Sharon likens being a palliative worker to being a spectator in the final stretch of a race. ‘Being at the finishing line with someone, helping them and cheering them on and supporting their family after, so they know they can leave this world with the freedom of knowing that they did all they could,’ she says.

Over the years, she’s helped many people. Sharon remembers one man, who had Motor neurone disease, who had a very specific wish. ‘He was said, “I want to hear what people are going to say about me”.

So, Sharon helped organising his ‘living wake’. ‘It was so lovely, and the family were able to say their goodbyes before that time came where it might be too difficult for people to have those conversations,’ she says.

Sharon has also helped couples regain romance, with one profound case involving a man with pancreatic cancer, who missed the intimacy he shared with his wife.

Both were in their early 50s when they met Sharon. ‘What I managed to understand was what intimacy meant to the two of them. For them, it was a bath with nice candles and music, because when he was in water, he felt less pain.

‘When I saw the couple the next time, they told me they had this bath and they were able to be with each other where he wasn’t in pain.’

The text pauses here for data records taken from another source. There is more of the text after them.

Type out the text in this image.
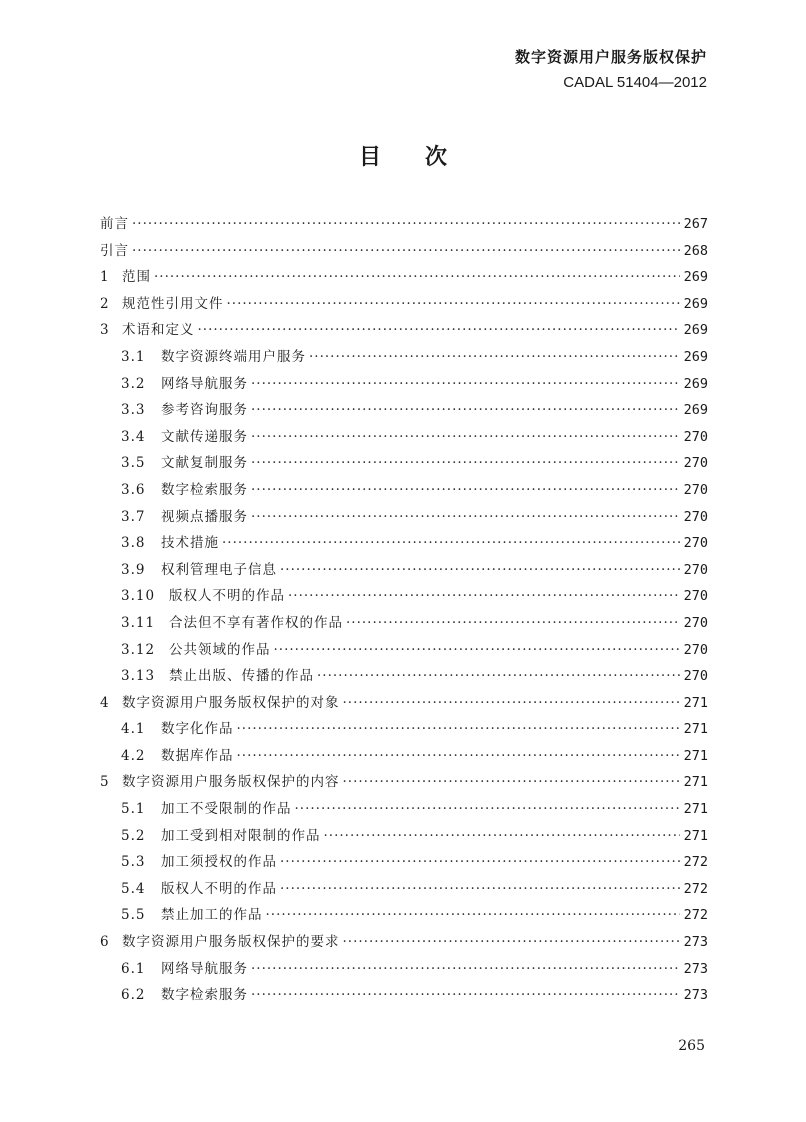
数字资源用户服务版权保护
CADAL 51404—2012
目 次
前言 ·····	267
引言 ·····	268
1 范围 ·····	269
2 规范性引用文件 ·····	269
3 术语和定义 ·····	269
3.1	数字资源终端用户服务 ·····	269
3.2	网络导航服务 ·····	269
3.3	参考咨询服务 ·····	269
3.4	文献传递服务 ·····	270
3.5	文献复制服务 ·····	270
3.6	数字检索服务 ·····	270
3.7	视频点播服务 ·····	270
3.8	技术措施 ·····	270
3.9	权利管理电子信息 ·····	270
3.10	版权人不明的作品 ·····	270
3.11	合法但不享有著作权的作品 ·····	270
3.12	公共领域的作品 ·····	270
3.13	禁止出版、传播的作品 ·····	270
4 数字资源用户服务版权保护的对象 ·····	271
4.1	数字化作品 ·····	271
4.2	数据库作品 ·····	271
5 数字资源用户服务版权保护的内容 ·····	271
5.1	加工不受限制的作品 ·····	271
5.2	加工受到相对限制的作品 ·····	271
5.3	加工须授权的作品 ·····	272
5.4	版权人不明的作品 ·····	272
5.5	禁止加工的作品 ·····	272
6 数字资源用户服务版权保护的要求 ·····	273
6.1	网络导航服务 ·····	273
6.2	数字检索服务 ·····	273
265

What is a lasting power of attorney?

If a person knows their capacity to consent may be affected in the future, they can draw up a living will.

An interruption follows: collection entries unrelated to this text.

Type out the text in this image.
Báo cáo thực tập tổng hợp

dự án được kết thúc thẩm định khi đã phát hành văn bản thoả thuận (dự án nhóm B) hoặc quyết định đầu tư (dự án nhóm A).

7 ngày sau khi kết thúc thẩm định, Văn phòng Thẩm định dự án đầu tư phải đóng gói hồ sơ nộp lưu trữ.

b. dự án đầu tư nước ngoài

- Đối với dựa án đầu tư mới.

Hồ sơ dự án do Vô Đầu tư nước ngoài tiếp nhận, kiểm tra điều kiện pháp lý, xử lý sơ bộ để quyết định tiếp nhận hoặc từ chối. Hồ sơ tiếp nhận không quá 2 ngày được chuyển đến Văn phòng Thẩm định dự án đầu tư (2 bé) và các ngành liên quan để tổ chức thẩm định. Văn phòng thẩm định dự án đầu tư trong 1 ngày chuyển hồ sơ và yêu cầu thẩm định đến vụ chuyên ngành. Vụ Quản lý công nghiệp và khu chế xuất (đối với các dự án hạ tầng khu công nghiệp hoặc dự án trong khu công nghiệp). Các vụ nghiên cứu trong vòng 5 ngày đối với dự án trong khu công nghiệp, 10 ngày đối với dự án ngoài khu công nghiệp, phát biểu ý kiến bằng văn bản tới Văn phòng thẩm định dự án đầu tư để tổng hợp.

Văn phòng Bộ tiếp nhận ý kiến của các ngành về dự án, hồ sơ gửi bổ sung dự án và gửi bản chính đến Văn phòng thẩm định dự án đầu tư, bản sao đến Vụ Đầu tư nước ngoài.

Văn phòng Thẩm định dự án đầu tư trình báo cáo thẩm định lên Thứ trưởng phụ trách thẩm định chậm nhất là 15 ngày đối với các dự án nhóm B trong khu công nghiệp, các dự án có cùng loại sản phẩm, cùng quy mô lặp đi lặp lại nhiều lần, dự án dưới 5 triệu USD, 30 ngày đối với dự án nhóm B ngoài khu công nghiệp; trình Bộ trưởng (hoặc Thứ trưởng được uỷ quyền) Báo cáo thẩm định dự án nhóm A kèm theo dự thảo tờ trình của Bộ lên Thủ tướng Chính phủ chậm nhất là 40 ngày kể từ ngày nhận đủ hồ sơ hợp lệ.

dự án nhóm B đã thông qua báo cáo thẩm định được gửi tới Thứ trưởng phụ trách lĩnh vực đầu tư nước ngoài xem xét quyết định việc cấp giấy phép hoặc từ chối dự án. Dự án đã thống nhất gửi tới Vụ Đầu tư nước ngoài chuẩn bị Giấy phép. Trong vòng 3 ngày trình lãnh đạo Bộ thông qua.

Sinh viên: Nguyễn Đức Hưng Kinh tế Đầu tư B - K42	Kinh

This sets out the procedures and treatments that a person refuses to undergo, as well as assigning any financial matters and general decision making.

You can also choose to formally arrange for someone, often a close family member, to have lasting power of attorney (LPA) to make important decisions at a later stage.

Someone with LPA can make decisions about your health on your behalf, although you can choose to specify in advance certain treatments you’d like them to refuse, like in a living will.

If you lose mental capacity and haven’t got a Power of Attorney in place, someone will need to apply to The Court of Protection to become your Deputy and take control of your finances to help you and act on your behalf.

Sharon warns. ‘I always tell people to get the legal documentation to protect themselves.

‘Identify attorneys and speak to them about what it is you want and don’t want.’

Sharon says there isn’t one specific dying wish everyone has, because each person wants to pass away differently. Sharon has lengthy conversations with the individual and their families about how they want to go: should it be at home, at a hospice or in the hospital? Do they want their pets around? Have they sorted all of their legal duties?

‘We’d do anything that we needed to,’ she says. ‘Whatever they want, we will try to facilitate it. We even have weddings when people are on their deathbed.’

Sharon adds that a lot of families want to be there when their loved one takes their last breath – but after almost 15 years in palliative care, she knows not everyone wants to die this way.

‘There would sometimes be people with vigils around the bed, so I send the families out for lunch because some people want to die on their own terms and sure enough, that person would go when they’ve gone for lunch.

‘It’s allowing the families to know that’s okay and it’s taking away that guilt feeling.

One of the most profound takeaways Sharon has from her job is the way people seem to look content after they die.

‘It’s seeing how peaceful they look when they’ve had the death they wanted, or when they’ve waited for somebody to arrive,’ she says.

‘You can see all the pain they’ve been having disappear and you see a serenity in their face. That’s when I know they are okay. That was the most surprising part for me’.

It should probably come as no surprise that Sharon herself isn’t afraid of death.

‘It’s like how we talk about the seasons, like when the trees lose their leaves – it’s just life. When your day’s up, your day’s up.

‘I live every day, not like it’s my last, but by making it an important day because it’s another day I’ve woken up and I’ve been able to participate in the world.’